In times of market mayhem, annuities can be a safe way to invest your money, especially if you're eying retirement.

An annuity is a financial product sold by financial institutions, such as an insurance company. It is designed to accept and grow funds from an individual and then pay out a stream of payments upon annuitization.

It's a great way to grow your money without much risk.

"I think if you really look at it, those investments are safe money investments," Kirvan Financial President Rob Kirvan said in an interview with RTTNews. "You cannot lose one penny of principal, so when you're looking at it from that perspective and you're gaining a 4 to 6 percent return, I think they're very valuable to have as part of a portfolio for sure."

Your investment is backed by policy holder reserves, which means that every dollar of principal that they bring in via annuities must have a reserve requirement. Most companies hold 5 to 7 cents on every dollar."

Kirvan said, "So if I put $100,000 in, no matter what happens in the marketplace, no matter what happens with the insurance company, they have to guarantee that principal."

The risk may not be great, but the chance of a payout is still there. Over the last 12 years, fixed income annuities have outperformed the S&P 500, Kirvan said.

This could make annuities an ideal investment for someone close to retirement age that's looking to secure their hard-earned dollars for the rest of their life. Kirvan said annuities are "100 percent" a good investment for those closing in on retirement.

"[For] many retirees or pre-retirees, their biggest concern is the money they saved up over a lifetime, they don't want to lose it," he said.

"They just went through 2008, they just went through 2002, and they're not very happy with sustaining those losses. For a percentage of the portfolio putting it into an annuity product is a very safe investment and one that will pay the yield they're looking for."
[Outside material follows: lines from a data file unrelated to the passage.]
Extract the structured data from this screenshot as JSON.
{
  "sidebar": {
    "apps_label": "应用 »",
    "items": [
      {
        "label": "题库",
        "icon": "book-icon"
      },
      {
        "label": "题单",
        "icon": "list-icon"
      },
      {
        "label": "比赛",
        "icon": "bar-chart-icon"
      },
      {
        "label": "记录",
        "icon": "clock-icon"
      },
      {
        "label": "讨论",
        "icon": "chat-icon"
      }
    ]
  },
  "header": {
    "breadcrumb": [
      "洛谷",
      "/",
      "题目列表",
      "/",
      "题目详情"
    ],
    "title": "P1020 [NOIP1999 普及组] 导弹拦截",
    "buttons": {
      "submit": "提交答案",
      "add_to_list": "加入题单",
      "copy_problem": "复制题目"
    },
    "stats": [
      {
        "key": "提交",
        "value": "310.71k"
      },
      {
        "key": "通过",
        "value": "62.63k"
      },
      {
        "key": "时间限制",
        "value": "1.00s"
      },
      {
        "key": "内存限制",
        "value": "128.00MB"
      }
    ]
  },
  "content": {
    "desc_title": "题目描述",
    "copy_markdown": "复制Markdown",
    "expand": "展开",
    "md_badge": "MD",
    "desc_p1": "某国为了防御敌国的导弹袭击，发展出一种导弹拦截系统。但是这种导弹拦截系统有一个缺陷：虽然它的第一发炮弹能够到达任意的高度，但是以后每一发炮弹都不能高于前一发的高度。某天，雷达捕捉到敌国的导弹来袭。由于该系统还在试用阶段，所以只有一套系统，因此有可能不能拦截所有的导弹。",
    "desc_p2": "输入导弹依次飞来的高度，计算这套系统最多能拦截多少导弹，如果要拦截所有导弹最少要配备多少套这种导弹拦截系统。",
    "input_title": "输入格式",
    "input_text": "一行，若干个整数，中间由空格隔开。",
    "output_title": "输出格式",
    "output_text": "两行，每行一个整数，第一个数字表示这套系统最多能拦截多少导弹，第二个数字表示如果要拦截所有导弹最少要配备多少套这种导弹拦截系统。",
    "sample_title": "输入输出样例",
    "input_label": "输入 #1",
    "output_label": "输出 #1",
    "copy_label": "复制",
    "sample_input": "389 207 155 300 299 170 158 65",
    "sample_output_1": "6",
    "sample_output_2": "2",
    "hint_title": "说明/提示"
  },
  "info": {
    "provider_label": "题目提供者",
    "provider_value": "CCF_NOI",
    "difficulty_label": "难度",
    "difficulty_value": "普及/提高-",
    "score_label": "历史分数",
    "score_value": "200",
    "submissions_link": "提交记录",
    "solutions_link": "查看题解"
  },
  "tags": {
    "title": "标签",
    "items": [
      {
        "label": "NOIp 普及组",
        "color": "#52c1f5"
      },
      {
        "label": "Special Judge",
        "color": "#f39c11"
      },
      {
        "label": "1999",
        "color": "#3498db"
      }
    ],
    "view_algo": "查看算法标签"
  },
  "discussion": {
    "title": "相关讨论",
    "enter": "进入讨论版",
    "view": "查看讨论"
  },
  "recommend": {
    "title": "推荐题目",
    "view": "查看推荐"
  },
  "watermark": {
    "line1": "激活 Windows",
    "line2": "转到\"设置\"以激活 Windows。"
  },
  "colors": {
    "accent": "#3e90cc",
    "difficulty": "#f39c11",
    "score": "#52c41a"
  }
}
While they are a good idea for older folks, Kirvan said that in general, younger people might want to look for something with a higher reward for their risk.

"I think younger people in general should look for a higher return," he said. "When you're younger and in your 30s and 40s, you're able to lower cost average, so it doesn't matter if the market [is] up or down."

Kirvan said fixed annuities can be bought in terms from one to 20 years, with the most common usually around 10. Most institutions allow withdrawals of 10 percent per year.